Ia menambahkan, “Tetapi dengan catatan bahwa kita juga bukan berarti menguburkan literasi digital yang ada. Di era perkembangan ilmu pengetahuan dan teknologi ini, siswa-siswi kita, anak-anak kita di usia sekolah juga sangat penting untuk terus beradaptasi dengan perkembangan ilmu pengetahuan dan teknologi.”
Lalu Hadrian menekankan bahwa literasi digital harus menjadi bagian penting dalam sistem pendidikan. Oleh karena itu, ia berharap Kementerian Pendidikan Dasar dan Menengah turut menyiapkan kebijakan yang memastikan akses terhadap konten edukatif tetap terbuka bagi anak-anak.
Politikus Partai Kebangkitan Bangsa ini menjelaskan, dukungan terhadap kebijakan tersebut didasari oleh banyaknya kasus kekerasan yang melibatkan anak usia sekolah. Ia menilai, banyak insiden kekerasan fisik, verbal, maupun seksual yang ternyata disebabkan oleh paparan konten digital yang tidak sehat.
“Karena hari ini kita tahu bahwa banyak kejadian, peristiwa yang terjadi khususnya di lingkungan sekolah yang notabene anak kita berusia anak-anak kita ini berusia 16 tahun ke bawah itu melakukan kekerasan-kekerasan. Ternyata setelah didalami, mereka terpapar oleh literasi digital yang tidak baik,” ungkap Lalu Hadrian.

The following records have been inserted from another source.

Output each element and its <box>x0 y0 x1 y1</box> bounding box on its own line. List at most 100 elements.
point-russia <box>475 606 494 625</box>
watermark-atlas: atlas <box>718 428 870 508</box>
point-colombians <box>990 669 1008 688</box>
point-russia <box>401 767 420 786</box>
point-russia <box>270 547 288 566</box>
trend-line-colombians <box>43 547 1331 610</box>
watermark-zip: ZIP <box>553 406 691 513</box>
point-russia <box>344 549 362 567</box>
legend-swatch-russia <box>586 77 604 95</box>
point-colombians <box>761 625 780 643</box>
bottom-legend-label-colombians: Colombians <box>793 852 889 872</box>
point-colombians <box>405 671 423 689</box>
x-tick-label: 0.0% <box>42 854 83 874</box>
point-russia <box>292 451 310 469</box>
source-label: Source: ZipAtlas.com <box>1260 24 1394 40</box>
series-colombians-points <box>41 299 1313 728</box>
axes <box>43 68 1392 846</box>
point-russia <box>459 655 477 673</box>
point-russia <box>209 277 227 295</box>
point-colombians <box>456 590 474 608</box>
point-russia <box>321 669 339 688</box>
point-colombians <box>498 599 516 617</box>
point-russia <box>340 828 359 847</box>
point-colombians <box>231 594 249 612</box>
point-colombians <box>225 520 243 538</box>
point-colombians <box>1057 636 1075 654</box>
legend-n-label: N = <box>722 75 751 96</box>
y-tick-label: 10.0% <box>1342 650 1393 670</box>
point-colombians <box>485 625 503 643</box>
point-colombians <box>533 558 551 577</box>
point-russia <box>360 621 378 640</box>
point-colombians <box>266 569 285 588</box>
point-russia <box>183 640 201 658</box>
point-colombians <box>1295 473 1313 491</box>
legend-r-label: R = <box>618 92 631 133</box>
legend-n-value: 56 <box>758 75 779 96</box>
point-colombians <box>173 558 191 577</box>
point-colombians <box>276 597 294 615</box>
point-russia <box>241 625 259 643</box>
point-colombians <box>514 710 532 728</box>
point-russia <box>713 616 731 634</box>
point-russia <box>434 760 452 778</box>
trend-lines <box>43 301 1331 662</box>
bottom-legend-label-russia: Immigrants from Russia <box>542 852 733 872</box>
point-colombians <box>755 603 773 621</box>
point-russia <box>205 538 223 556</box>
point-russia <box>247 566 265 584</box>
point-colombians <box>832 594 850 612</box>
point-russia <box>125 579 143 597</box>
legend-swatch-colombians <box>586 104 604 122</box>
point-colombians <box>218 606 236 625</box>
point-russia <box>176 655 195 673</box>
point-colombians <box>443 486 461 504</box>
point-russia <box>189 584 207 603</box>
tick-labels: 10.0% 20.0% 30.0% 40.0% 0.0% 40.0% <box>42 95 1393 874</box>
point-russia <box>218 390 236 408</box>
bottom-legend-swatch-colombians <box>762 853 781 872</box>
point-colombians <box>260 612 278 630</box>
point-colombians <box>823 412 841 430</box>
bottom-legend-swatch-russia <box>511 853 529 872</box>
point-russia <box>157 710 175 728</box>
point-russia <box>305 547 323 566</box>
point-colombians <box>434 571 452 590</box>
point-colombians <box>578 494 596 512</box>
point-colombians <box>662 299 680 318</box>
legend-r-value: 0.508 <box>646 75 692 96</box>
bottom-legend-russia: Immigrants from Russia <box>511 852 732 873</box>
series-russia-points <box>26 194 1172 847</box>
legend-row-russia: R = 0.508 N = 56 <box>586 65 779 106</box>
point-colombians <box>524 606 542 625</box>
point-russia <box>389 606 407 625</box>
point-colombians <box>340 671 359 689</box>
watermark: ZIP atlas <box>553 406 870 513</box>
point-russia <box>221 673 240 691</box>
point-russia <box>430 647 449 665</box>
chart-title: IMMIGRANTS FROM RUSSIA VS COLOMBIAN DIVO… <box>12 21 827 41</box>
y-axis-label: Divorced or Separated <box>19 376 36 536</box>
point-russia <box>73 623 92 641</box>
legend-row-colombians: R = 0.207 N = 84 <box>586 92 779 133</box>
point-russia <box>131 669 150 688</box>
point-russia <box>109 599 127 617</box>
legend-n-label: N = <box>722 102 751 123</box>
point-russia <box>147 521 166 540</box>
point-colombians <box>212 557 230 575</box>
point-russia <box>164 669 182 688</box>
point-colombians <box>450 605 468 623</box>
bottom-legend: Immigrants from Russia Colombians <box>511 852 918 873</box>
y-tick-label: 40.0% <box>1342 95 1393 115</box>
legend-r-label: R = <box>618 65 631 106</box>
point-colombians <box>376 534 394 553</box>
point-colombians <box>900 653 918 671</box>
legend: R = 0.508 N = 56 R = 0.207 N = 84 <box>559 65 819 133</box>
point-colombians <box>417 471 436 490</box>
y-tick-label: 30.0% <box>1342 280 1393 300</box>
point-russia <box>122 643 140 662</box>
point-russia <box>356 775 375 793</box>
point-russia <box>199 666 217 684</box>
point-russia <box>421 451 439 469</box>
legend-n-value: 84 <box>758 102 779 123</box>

Kebijakan Pembatasan Akses Media Sosial untuk Anak
Kebijakan pembatasan media sosial untuk anak di bawah 16 tahun ini tertuang dalam Peraturan Menteri Komunikasi dan Digital Nomor 9 Tahun 2026. Aturan ini merupakan turunan dari Peraturan Pemerintah Nomor 17 Tahun 2025 tentang Tata Kelola Penyelenggaraan Sistem Elektronik dalam Pelindungan Anak.
Menteri Komunikasi dan Digital, Meutya Hafid, menjelaskan bahwa kebijakan ini akan mulai diterapkan pada 28 Maret 2026. “Melalui peraturan ini, pemerintah menunda akses akun anak di bawah 16 tahun pada platform digital berisiko tinggi, termasuk media sosial dan layanan jejaring,” kata Meutya dalam keterangannya pada Jumat, 6 Maret 2026.
Pada tahap awal, delapan platform digital yang akan dibatasi aksesnya bagi anak adalah YouTube, TikTok, Facebook, Instagram, Threads, X, Bigo Live, dan Roblox. Meutya menambahkan, penerapan kebijakan akan dilakukan secara bertahap hingga seluruh platform menjalankan kewajiban kepatuhan.
Melindungi Anak dari Ancaman Ruang Digital
Langkah ini diambil sebagai upaya negara untuk melindungi anak dari berbagai ancaman di ruang digital. Ancaman tersebut meliputi paparan pornografi, perundungan siber, penipuan daring, hingga risiko kecanduan platform digital.
“Langkah ini kita ambil untuk merebut kembali kedaulatan masa depan anak-anak kita. Kita ingin teknologi itu memanusiakan manusia, bukan menumbalkan masa kecil anak-anak kita,” tegas Meutya Hafid.
Informasi lengkap mengenai kebijakan pembatasan media sosial untuk anak ini disampaikan melalui pernyataan resmi Kementerian Komunikasi dan Digital serta Komisi X DPR RI.